We can then define the following update rule, where we calculate the gradient and then adjust the parameters $m$ and $b$:

$$ m := m - \alpha \cdot \frac{\partial J}{\partial m} $$$$ b := b - \alpha \cdot \frac{\partial J}{\partial b} $$

Where $\alpha$ is a hyperparameter called the "learning rate" that controls the size of the update step. In simple gradient descent, the learning rate must be chosen manually, but as we shall see later, there are more complex variants of gradient descent which automatically pick and adjust the learning rate during training. If we set $\alpha$ too high, we may overshoot the best trajectory, whereas if we set it too low, learning may take an unacceptably long time.

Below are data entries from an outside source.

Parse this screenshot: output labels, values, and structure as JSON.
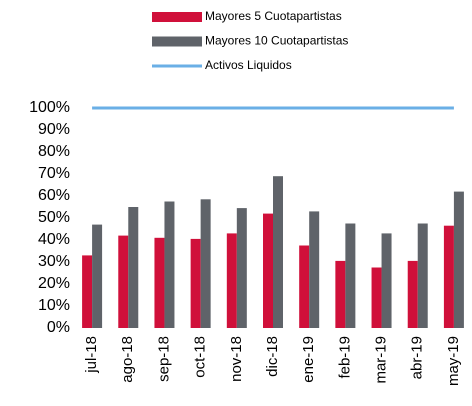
{
  "chart_data": {
    "type": "bar",
    "categories": [
      "jul-18",
      "ago-18",
      "sep-18",
      "oct-18",
      "nov-18",
      "dic-18",
      "ene-19",
      "feb-19",
      "mar-19",
      "abr-19",
      "may-19"
    ],
    "series": [
      {
        "name": "Mayores 5 Cuotapartistas",
        "color": "#d0103a",
        "type": "bar",
        "values": [
          33,
          42,
          41,
          40.5,
          43,
          52,
          37.5,
          30.5,
          27.5,
          30.5,
          46.5
        ]
      },
      {
        "name": "Mayores 10 Cuotapartistas",
        "color": "#5f6369",
        "type": "bar",
        "values": [
          47,
          55,
          57.5,
          58.5,
          54.5,
          69,
          53,
          47.5,
          43,
          47.5,
          62
        ]
      },
      {
        "name": "Activos Liquidos",
        "color": "#6aafe6",
        "type": "line",
        "values": [
          100,
          100,
          100,
          100,
          100,
          100,
          100,
          100,
          100,
          100,
          100
        ]
      }
    ],
    "ylim": [
      0,
      100
    ],
    "yticks": [
      {
        "value": 0,
        "label": "0%"
      },
      {
        "value": 10,
        "label": "10%"
      },
      {
        "value": 20,
        "label": "20%"
      },
      {
        "value": 30,
        "label": "30%"
      },
      {
        "value": 40,
        "label": "40%"
      },
      {
        "value": 50,
        "label": "50%"
      },
      {
        "value": 60,
        "label": "60%"
      },
      {
        "value": 70,
        "label": "70%"
      },
      {
        "value": 80,
        "label": "80%"
      },
      {
        "value": 90,
        "label": "90%"
      },
      {
        "value": 100,
        "label": "100%"
      }
    ],
    "grid": false
  }
}
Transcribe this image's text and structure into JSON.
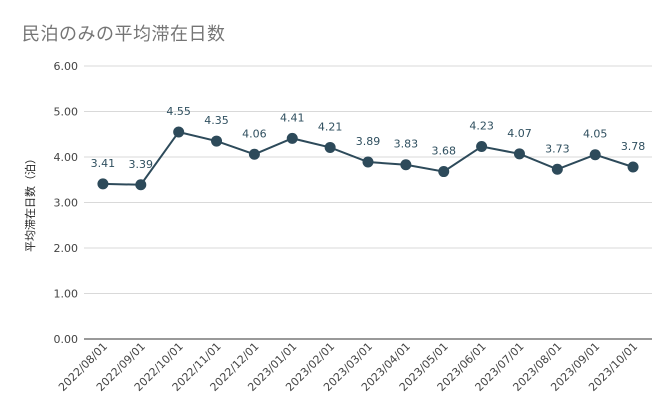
{
  "title": "民泊のみの平均滞在日数",
  "chart_data": {
    "type": "line",
    "title": "民泊のみの平均滞在日数",
    "xlabel": "",
    "ylabel": "平均滞在日数（泊）",
    "categories": [
      "2022/08/01",
      "2022/09/01",
      "2022/10/01",
      "2022/11/01",
      "2022/12/01",
      "2023/01/01",
      "2023/02/01",
      "2023/03/01",
      "2023/04/01",
      "2023/05/01",
      "2023/06/01",
      "2023/07/01",
      "2023/08/01",
      "2023/09/01",
      "2023/10/01"
    ],
    "series": [
      {
        "values": [
          3.41,
          3.39,
          4.55,
          4.35,
          4.06,
          4.41,
          4.21,
          3.89,
          3.83,
          3.68,
          4.23,
          4.07,
          3.73,
          4.05,
          3.78
        ],
        "labels": [
          "3.41",
          "3.39",
          "4.55",
          "4.35",
          "4.06",
          "4.41",
          "4.21",
          "3.89",
          "3.83",
          "3.68",
          "4.23",
          "4.07",
          "3.73",
          "4.05",
          "3.78"
        ]
      }
    ],
    "yticks": [
      "0.00",
      "1.00",
      "2.00",
      "3.00",
      "4.00",
      "5.00",
      "6.00"
    ],
    "ylim": [
      0,
      6
    ],
    "grid": true,
    "legend": "none",
    "colors": {
      "line": "#2d4a5a",
      "marker": "#2d4a5a",
      "grid": "#d9d9d9",
      "axis": "#333333",
      "label": "#2f4f5f"
    }
  }
}
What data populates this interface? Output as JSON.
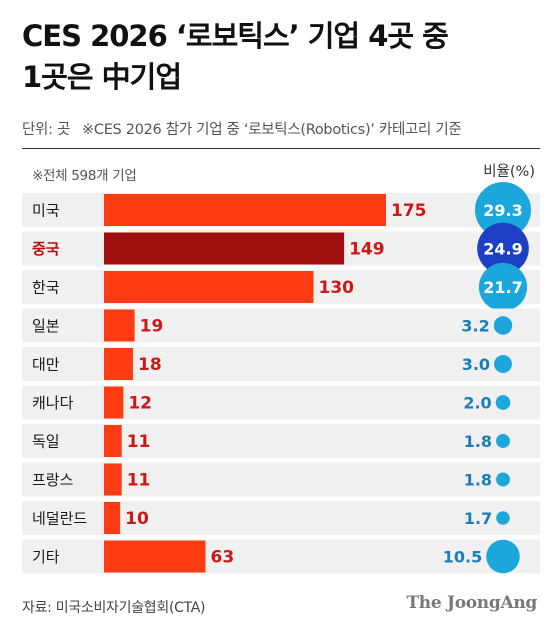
{
  "title": {
    "line1": "CES 2026 ‘로보틱스’ 기업 4곳 중",
    "line2": "1곳은 中기업"
  },
  "subtitle": {
    "unit": "단위: 곳",
    "description": "※CES 2026 참가 기업 중 ‘로보틱스(Robotics)’ 카테고리 기준"
  },
  "note": "※전체 598개 기업",
  "ratio_header": "비율(%)",
  "source": "자료: 미국소비자기술협회(CTA)",
  "brand": "The JoongAng",
  "colors": {
    "bar": "#ff3b14",
    "bar_highlight": "#a00f0f",
    "value_text": "#cc1818",
    "highlight_label": "#b01010",
    "bubble_light": "#1ba7dc",
    "bubble_dark": "#1d3fc4",
    "ratio_text": "#1a7fb8",
    "row_background": "#f0f0f0"
  },
  "chart_data": {
    "type": "bar",
    "categories": [
      "미국",
      "중국",
      "한국",
      "일본",
      "대만",
      "캐나다",
      "독일",
      "프랑스",
      "네덜란드",
      "기타"
    ],
    "values": [
      175,
      149,
      130,
      19,
      18,
      12,
      11,
      11,
      10,
      63
    ],
    "ratios": [
      29.3,
      24.9,
      21.7,
      3.2,
      3.0,
      2.0,
      1.8,
      1.8,
      1.7,
      10.5
    ],
    "ratio_labels": [
      "29.3",
      "24.9",
      "21.7",
      "3.2",
      "3.0",
      "2.0",
      "1.8",
      "1.8",
      "1.7",
      "10.5"
    ],
    "highlight": "중국",
    "xlim": [
      0,
      175
    ],
    "grid": false,
    "legend": "none"
  }
}
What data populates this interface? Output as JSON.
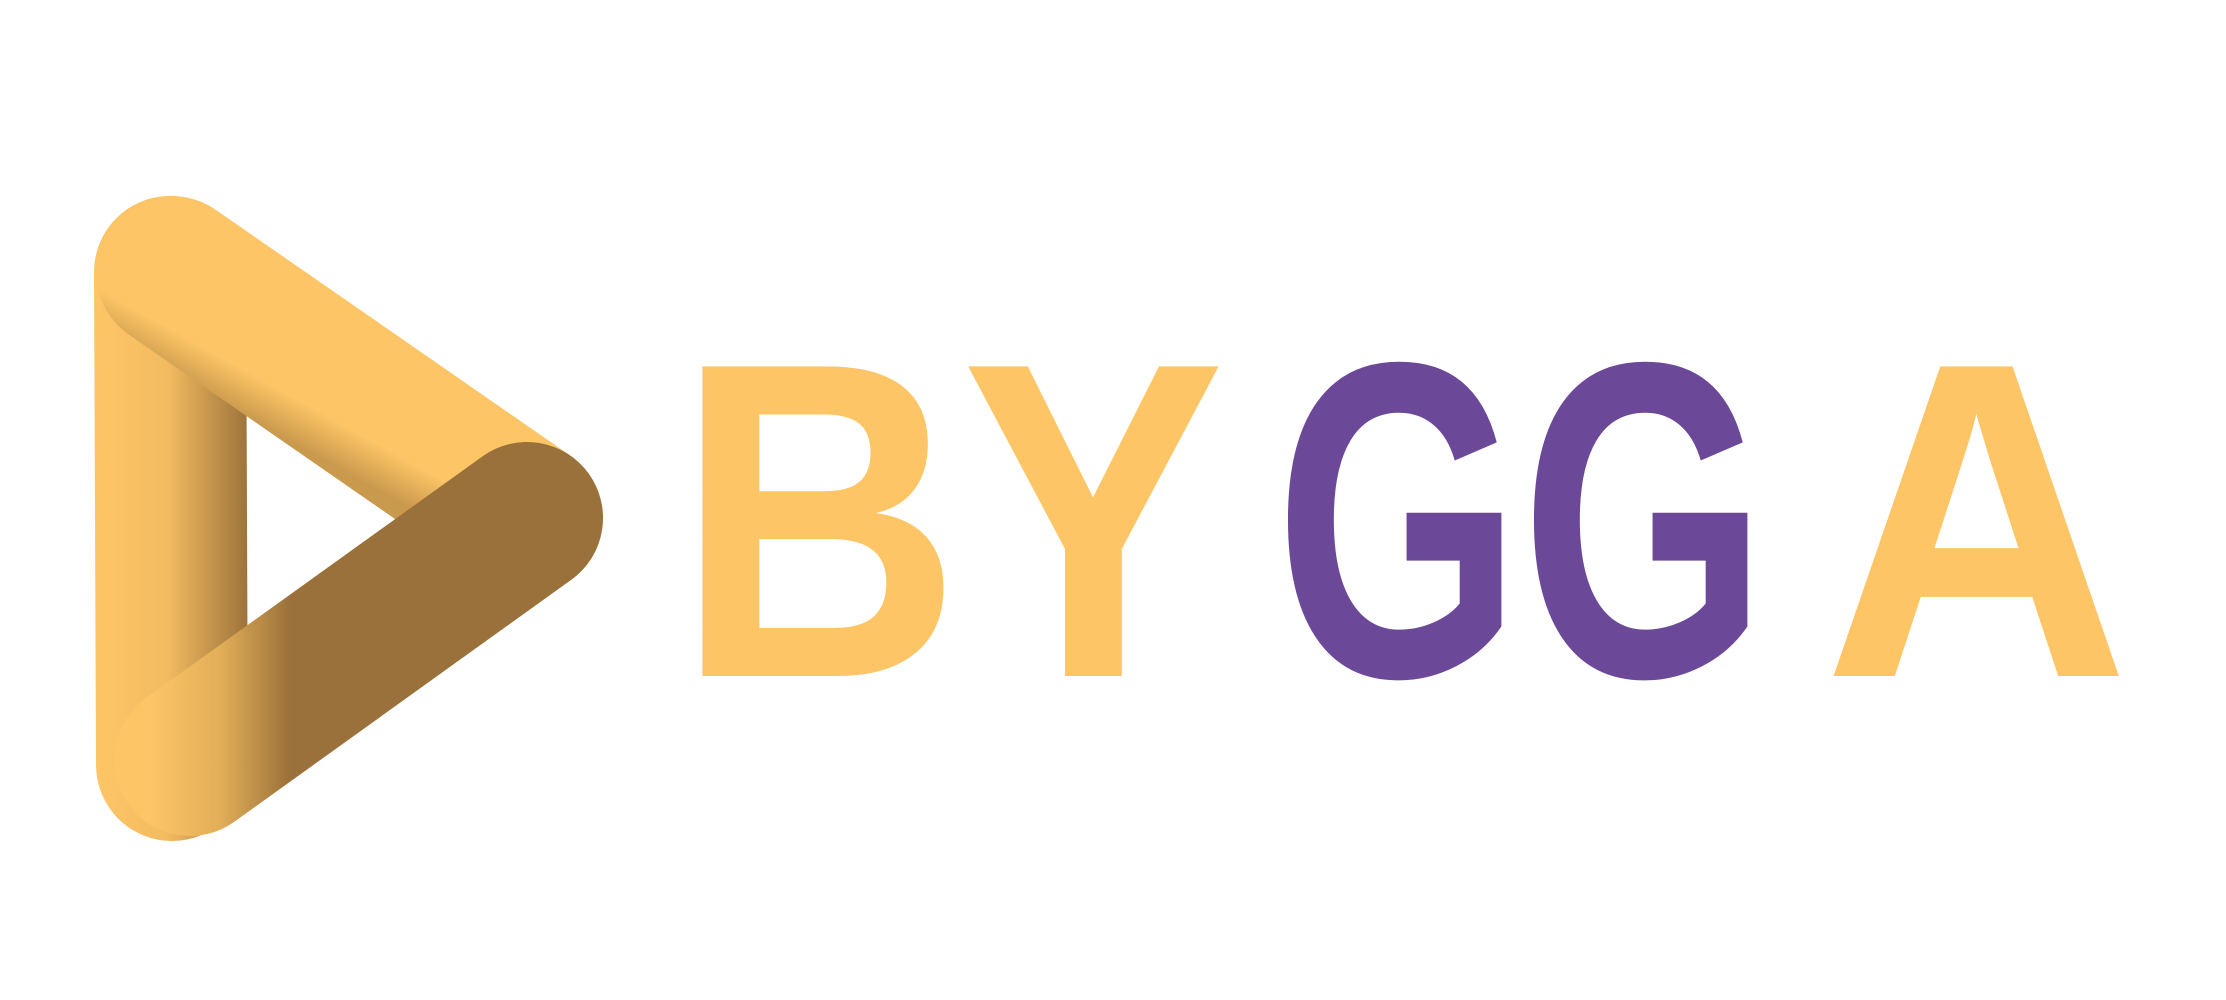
{
  "logo": {
    "parts": [
      {
        "text": "BY",
        "color": "#FDC566"
      },
      {
        "text": "GG",
        "color": "#6C4898"
      },
      {
        "text": "A",
        "color": "#FDC566"
      }
    ]
  }
}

Typical values of this are 0.01, 0.001, 0.0001 and so on.

Let's implement this in code:


In [58]:
import random

# get our data
x, y = data[:,0], data[:,1]

# it is a good idea to normalize the data
x = x / np.amax(x, axis=0)
y = y / np.amax(y, axis=0)

# choose a random initial m, b
m, b = random.random(), random.random()#0.8, -0.5

def F(x, m, b):
    return m * x + b

# what is our error?
y_pred = F(x, m, b)
init_cost = cost(y_pred, y)

print("initial parameters: m=%0.3f, b=%0.3f"%(m, b))
print("initial cost = %0.3f" % init_cost)

# implement partial derivatives of our parameters
def dJdm(x, y, m, b):
    return -np.dot(x, y - F(x, m, b))

def dJdb(x, y, m, b):
    return -np.sum(y - F(x, m, b))

# choose the alpha parameter and number of iterations
alpha = 0.01
n_iters = 2000

# keep track of error
errors = []
for i in range(n_iters):
    m = m - alpha * dJdm(x, y, m, b)
    b = b - alpha * dJdb(x, y, m, b)
    y_pred = F(x, m, b)
    j = cost(y_pred, y)
    errors.append(j)
    
# plot it
plt.figure(figsize=(16, 3))
plt.plot(range(n_iters), errors, linewidth=2)
plt.title("Cost by iteration")
plt.ylabel("Cost")
plt.xlabel("iterations")

# what is our final error rate
y_pred = F(x, m, b)
final_cost = cost(y_pred, y)

print("final parameters: m=%0.3f, b=%0.3f"%(m, b))
print("final cost = %0.3f" % final_cost)


initial parameters: m=0.181, b=0.682
initial cost = 0.043
final parameters: m=0.584, b=0.325
final cost = 0.009

We can plot the line of best fit:


In [59]:
min_x, max_x = min(x), max(x)

fig = plt.figure(figsize=(3,3))
plt.scatter(x, y)
plt.plot([min_x, max_x], [m * min_x + b, m * max_x + b], 'k-')
plt.title("line of best fit")


Out[59]:
<matplotlib.text.Text at 0x1093cee48>

The procedure that we just demonstrated is called "gradient descent." It's not actually necessary to do linear regression, because linear regression can be solved analytically. However, in the next guide we will introduce neural networks, which can not be optimized analytically, and thus will require gradient descent to train.